Le gaullisme fut à plus d’un titre une divine surprise. Un peuple en décadence, dont les gouvernements, depuis la Grande Guerre, capitulaient devant la force des choses, ou bien se couvraient de ridicule, semblait reprendre le chemin de l’honneur, et se réapproprier son avenir. L’Etat, soudain, redevenait ce levier indispensable pour soulever le monde. Et l’Archimède de cette « révolution » était un homme doté d’une volonté de fer, assez lucide et machiavélique pour manier les hommes, et assez idéaliste pour être guidé par une haute idée de notre destinée. La lecture répétée du livre talentueux d’Alain Peyrefitte, « C’était de Gaulle », s’impose à celui qui veut retrouver une France qui était encore à la hauteur de sa vocation, une France indépendante, orgueilleuse, hardie, optimiste. On y puise à la source des idées riches et encore d’actualité. Car ce qui est frappant dans cet ouvrage admirablement écrit, c’est sa fraîcheur, son intelligence, et les rudes leçons qu’il nous prodigue. Un véritable programme, si l’on veut. A mettre entre toutes les mains, surtout des jeunes.
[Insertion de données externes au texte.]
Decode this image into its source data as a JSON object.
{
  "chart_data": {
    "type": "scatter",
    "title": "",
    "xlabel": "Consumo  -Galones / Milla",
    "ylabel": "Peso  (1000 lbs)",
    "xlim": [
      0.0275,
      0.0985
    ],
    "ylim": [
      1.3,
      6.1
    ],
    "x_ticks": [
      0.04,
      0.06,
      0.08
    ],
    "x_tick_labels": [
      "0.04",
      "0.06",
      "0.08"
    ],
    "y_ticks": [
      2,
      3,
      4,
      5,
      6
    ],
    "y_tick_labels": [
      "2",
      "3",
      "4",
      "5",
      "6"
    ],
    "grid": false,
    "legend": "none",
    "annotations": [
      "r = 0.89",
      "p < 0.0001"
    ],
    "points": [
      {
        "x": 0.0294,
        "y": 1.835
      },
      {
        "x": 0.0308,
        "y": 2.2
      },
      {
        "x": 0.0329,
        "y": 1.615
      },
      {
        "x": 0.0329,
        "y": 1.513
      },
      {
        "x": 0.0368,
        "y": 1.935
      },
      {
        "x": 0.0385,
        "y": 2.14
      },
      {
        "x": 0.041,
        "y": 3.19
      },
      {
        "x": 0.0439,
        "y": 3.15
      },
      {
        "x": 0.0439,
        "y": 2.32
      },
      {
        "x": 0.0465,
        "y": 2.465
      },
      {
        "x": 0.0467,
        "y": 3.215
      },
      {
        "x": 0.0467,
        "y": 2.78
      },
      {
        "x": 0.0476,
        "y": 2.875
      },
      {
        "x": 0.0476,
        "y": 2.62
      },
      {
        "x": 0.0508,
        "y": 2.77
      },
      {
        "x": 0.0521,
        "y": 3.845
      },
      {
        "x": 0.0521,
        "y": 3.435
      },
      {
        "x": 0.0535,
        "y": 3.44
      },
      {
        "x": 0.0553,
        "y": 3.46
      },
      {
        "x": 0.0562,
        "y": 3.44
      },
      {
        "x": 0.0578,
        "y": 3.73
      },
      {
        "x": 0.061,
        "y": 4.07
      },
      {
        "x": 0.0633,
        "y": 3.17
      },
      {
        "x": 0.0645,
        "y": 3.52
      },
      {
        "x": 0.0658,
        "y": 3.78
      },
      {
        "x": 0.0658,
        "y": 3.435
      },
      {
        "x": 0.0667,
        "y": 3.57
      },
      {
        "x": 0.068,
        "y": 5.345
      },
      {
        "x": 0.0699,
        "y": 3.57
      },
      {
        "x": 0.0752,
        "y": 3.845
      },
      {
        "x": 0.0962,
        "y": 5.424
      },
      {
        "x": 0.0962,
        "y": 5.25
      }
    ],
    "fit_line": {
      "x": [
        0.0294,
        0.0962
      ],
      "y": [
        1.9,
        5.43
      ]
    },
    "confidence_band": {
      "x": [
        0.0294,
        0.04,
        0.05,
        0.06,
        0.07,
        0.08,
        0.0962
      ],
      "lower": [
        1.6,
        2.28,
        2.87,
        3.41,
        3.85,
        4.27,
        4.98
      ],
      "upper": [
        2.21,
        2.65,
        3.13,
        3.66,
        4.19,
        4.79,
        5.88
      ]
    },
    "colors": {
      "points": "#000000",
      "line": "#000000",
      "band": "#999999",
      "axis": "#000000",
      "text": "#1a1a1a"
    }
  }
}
Le Général, certes, était entouré d’hommes qui avaient de la trempe, et qui étaient animés d’un enthousiasme qui nous fait envie maintenant. Cependant, bien que les résultats de notre économie, dirigée par un Etat fort, fussent superbes, que le chômage fût quasi inexistant, on sentait, au fil des témoignages, des anecdotes et des comptes rendus, que de Gaulle était loin d’être accepté par tous. Sa forte personnalité en imposait, mais certains n’attendaient qu’une occasion pour le trahir. Pompidou et Giscard, ces hommes de la finance, de la banque, adeptes de l’ouverture des marchés et de l’entrée de la Grande Bretagne dans l’Europe des six, n’attendaient que le bon moment pour agir. De Gaulle n’avait pas de mots assez durs pour critiquer une bourgeoisie, pour lui artificielle, appâtée par le gain, qui lisait à droite le Figaro, et à gauche l’Immonde (le mot est de lui). Il vilipendait aussi la caste des journalistes, partagée entre communistes et américanistes. Il condamnait un libéralisme coupable d’accroître l’injustice et de favoriser les tricheurs. Pour lui, seul comptait le lien mystérieux mais réel entre l’Etat, incarné par un homme, et un peuple se souvenant, comme tout bon aristocrate, de ce qu’il est, de son sang, de son patrimoine, de son passé. Et le plus miraculeux, c’est qu’on eut l’impression, au grand désappointement des Judas qui patientaient impatiemment, que le fil tenait, entre l’instinct populaire et la volonté d’un homme.
Une série de trahisons
L’effondrement de la fin des années soixante apparaît dès lors, soit comme une anomalie, soit comme l’expression nationale d’une fatalité mondiale. Le Général pressentait cet achèvement pitoyable. Il essayait de contrer l’américanisation des mœurs, du langage, des esprits, par une politique éducative forte. Mais comment affronter ce ras de marée ?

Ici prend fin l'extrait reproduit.